Première édition: December 2020

À l’image de la plupart des assurances sociales suisses, l’assurance-invalidité (AI) voit le jour relativement tardivement, en 1960, à l’issue de 15 années de controverses politiques. Des désaccords sur les modalités de financement de cette nouvelle assurance, la crainte d’une gestion étatique de l’invalidité et aussi des effets d’aubaine qu’elle pourrait susciter, ont longuement pesé sur les débats autour de la création de l’AI. Finalement conçue comme « la sœur jumelle de l’AVS », l’AI fait partie du premier pilier du système de protection sociale helvétique. Toute personne résidant ou exerçant une activité lucrative en Suisse y est obligatoirement affiliée et ce jusqu’à l’âge de la retraite.
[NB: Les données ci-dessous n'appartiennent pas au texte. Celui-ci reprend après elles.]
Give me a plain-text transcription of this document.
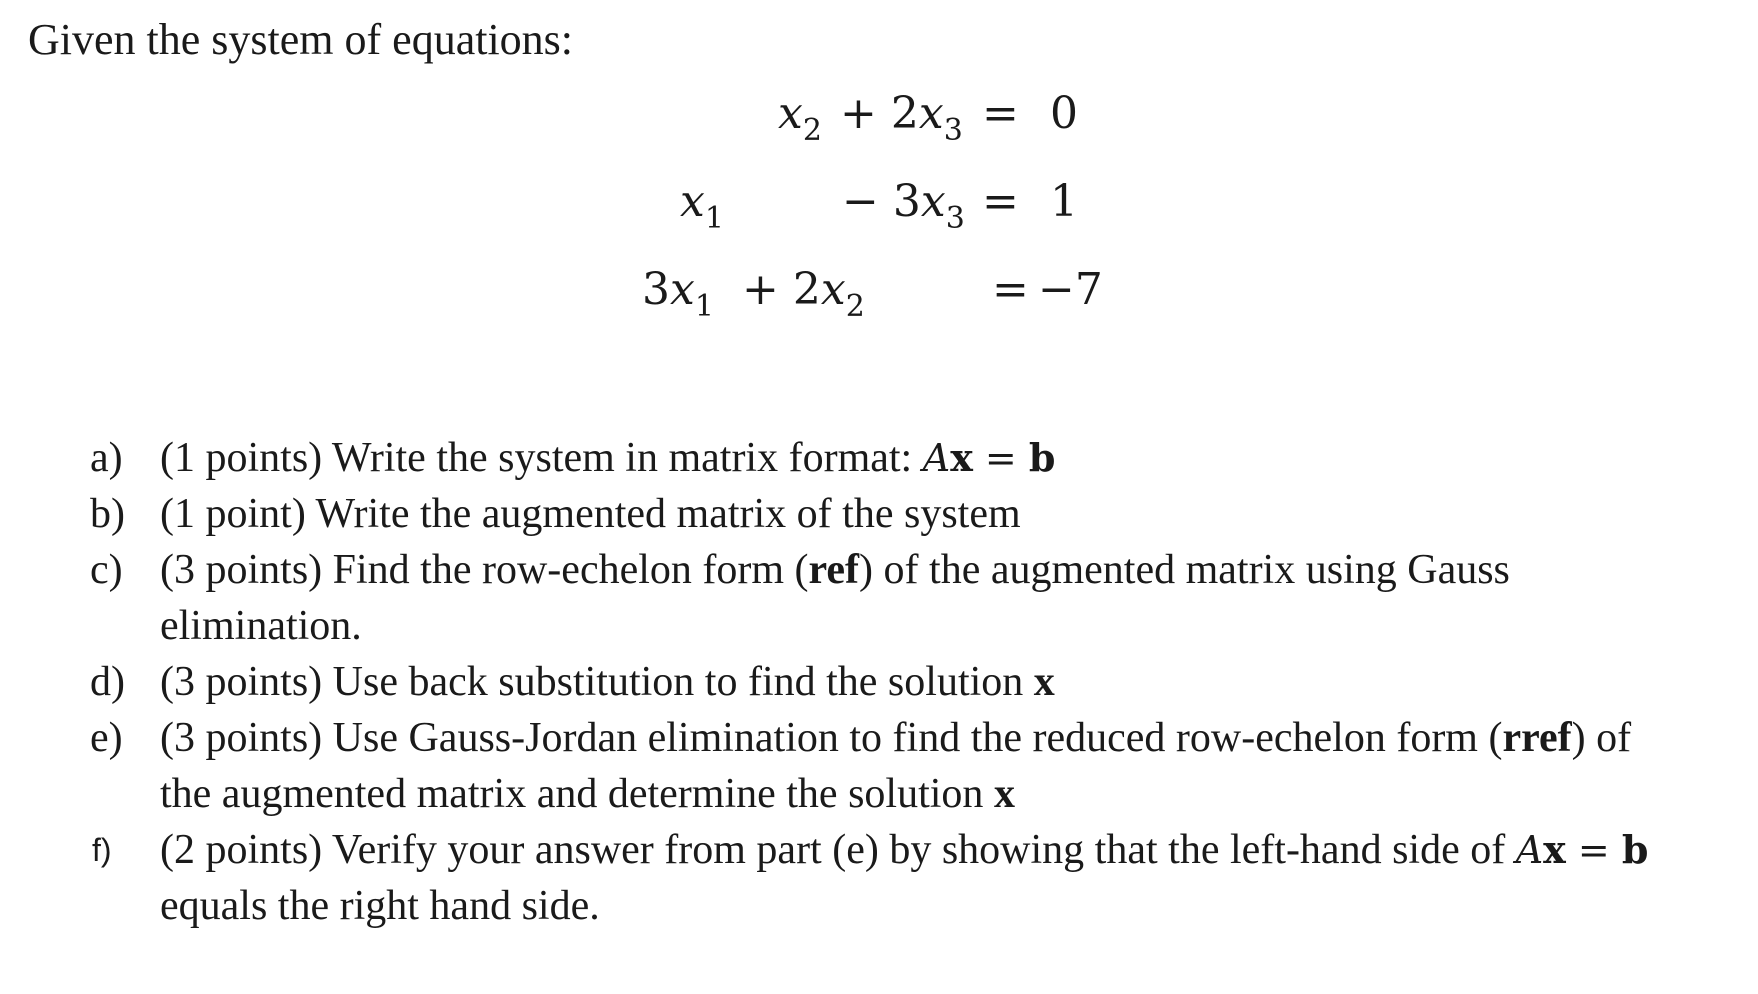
Given the system of equations:
$x_2 + 2x_3 = 0$
$x_1$	− $3x_3 = 1$
$3x_1 + 2x_2$	= −7
a) (1 points) Write the system in matrix format: Ax = b
b) (1 point) Write the augmented matrix of the system
c) (3 points) Find the row-echelon form (ref) of the augmented matrix using Gauss elimination.
d) (3 points) Use back substitution to find the solution x
e) (3 points) Use Gauss-Jordan elimination to find the reduced row-echelon form (rref) of the augmented matrix and determine the solution x
f) (2 points) Verify your answer from part (e) by showing that the left-hand side of Ax = b equals the right hand side.
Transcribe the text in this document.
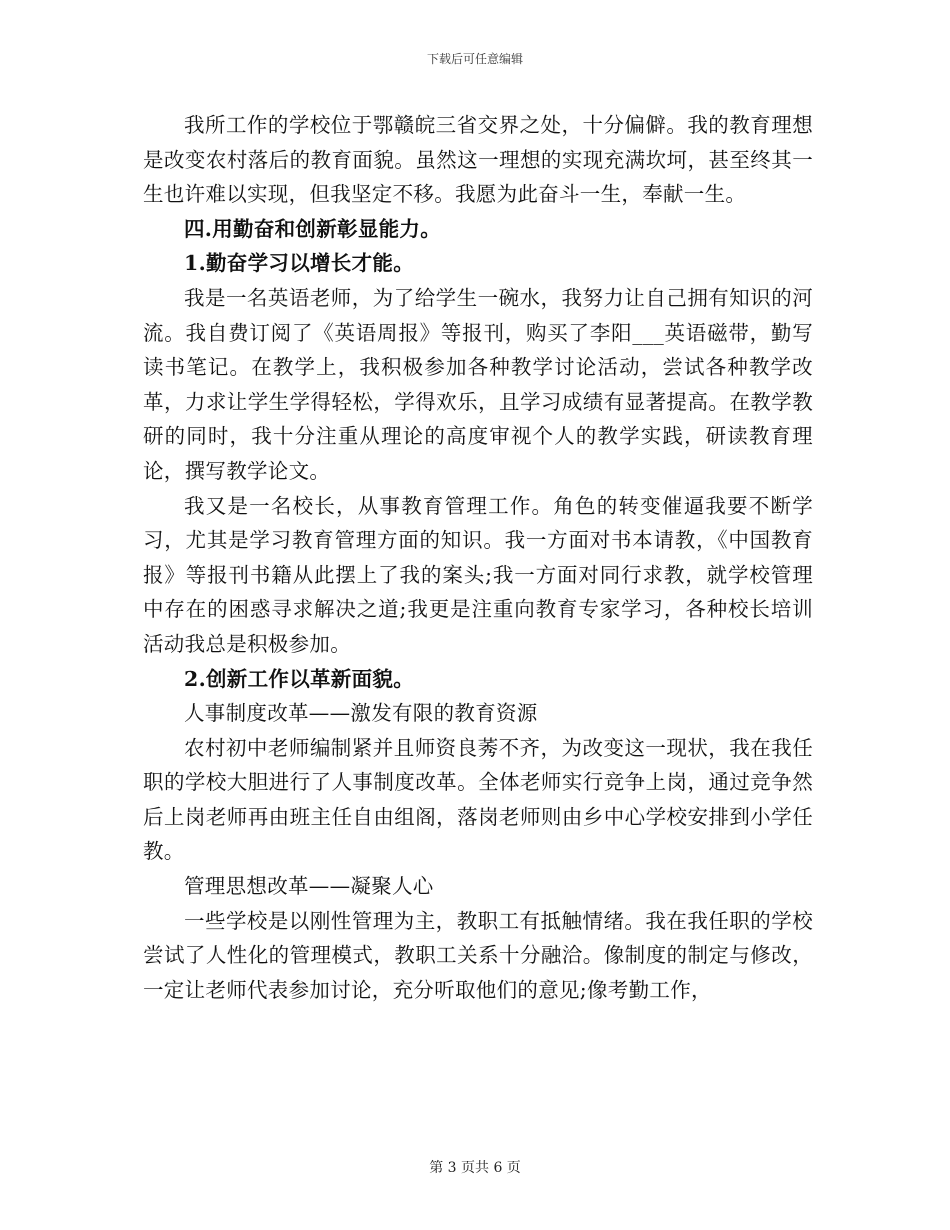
下载后可任意编辑

我所工作的学校位于鄂赣皖三省交界之处，十分偏僻。我的教育理想是改变农村落后的教育面貌。虽然这一理想的实现充满坎坷，甚至终其一生也许难以实现，但我坚定不移。我愿为此奋斗一生，奉献一生。

四.用勤奋和创新彰显能力。

1.勤奋学习以增长才能。

我是一名英语老师，为了给学生一碗水，我努力让自己拥有知识的河流。我自费订阅了《英语周报》等报刊，购买了李阳___英语磁带，勤写读书笔记。在教学上，我积极参加各种教学讨论活动，尝试各种教学改革，力求让学生学得轻松，学得欢乐，且学习成绩有显著提高。在教学教研的同时，我十分注重从理论的高度审视个人的教学实践，研读教育理论，撰写教学论文。

我又是一名校长，从事教育管理工作。角色的转变催逼我要不断学习，尤其是学习教育管理方面的知识。我一方面对书本请教，《中国教育报》等报刊书籍从此摆上了我的案头;我一方面对同行求教，就学校管理中存在的困惑寻求解决之道;我更是注重向教育专家学习，各种校长培训活动我总是积极参加。

2.创新工作以革新面貌。

人事制度改革——激发有限的教育资源

农村初中老师编制紧并且师资良莠不齐，为改变这一现状，我在我任职的学校大胆进行了人事制度改革。全体老师实行竞争上岗，通过竞争然后上岗老师再由班主任自由组阁，落岗老师则由乡中心学校安排到小学任教。

管理思想改革——凝聚人心

一些学校是以刚性管理为主，教职工有抵触情绪。我在我任职的学校尝试了人性化的管理模式，教职工关系十分融洽。像制度的制定与修改，一定让老师代表参加讨论，充分听取他们的意见;像考勤工作，

第 3 页共 6 页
Chaque année, environ 5 % de la population suisse bénéficie de prestations de l’AI. Placée sous la supervision de l’Office fédéral des assurances sociales, l’AI est mise en œuvre au niveau cantonal par deux entités : d’une part, les Offices AI (OAI) qui ont la responsabilité d’instruire les demandes et de suivre les bénéficiaires de prestations AI pour chaque canton ; d’autre part, les caisses de compensation, chargées de prélever les cotisations et de délivrer les prestations financières du premier pilier. Le financement de l’AI est organisé autour d’un système de cotisation paritaire entre employeur·euse·s et employé·e·s, complété d’une contribution de la Confédération.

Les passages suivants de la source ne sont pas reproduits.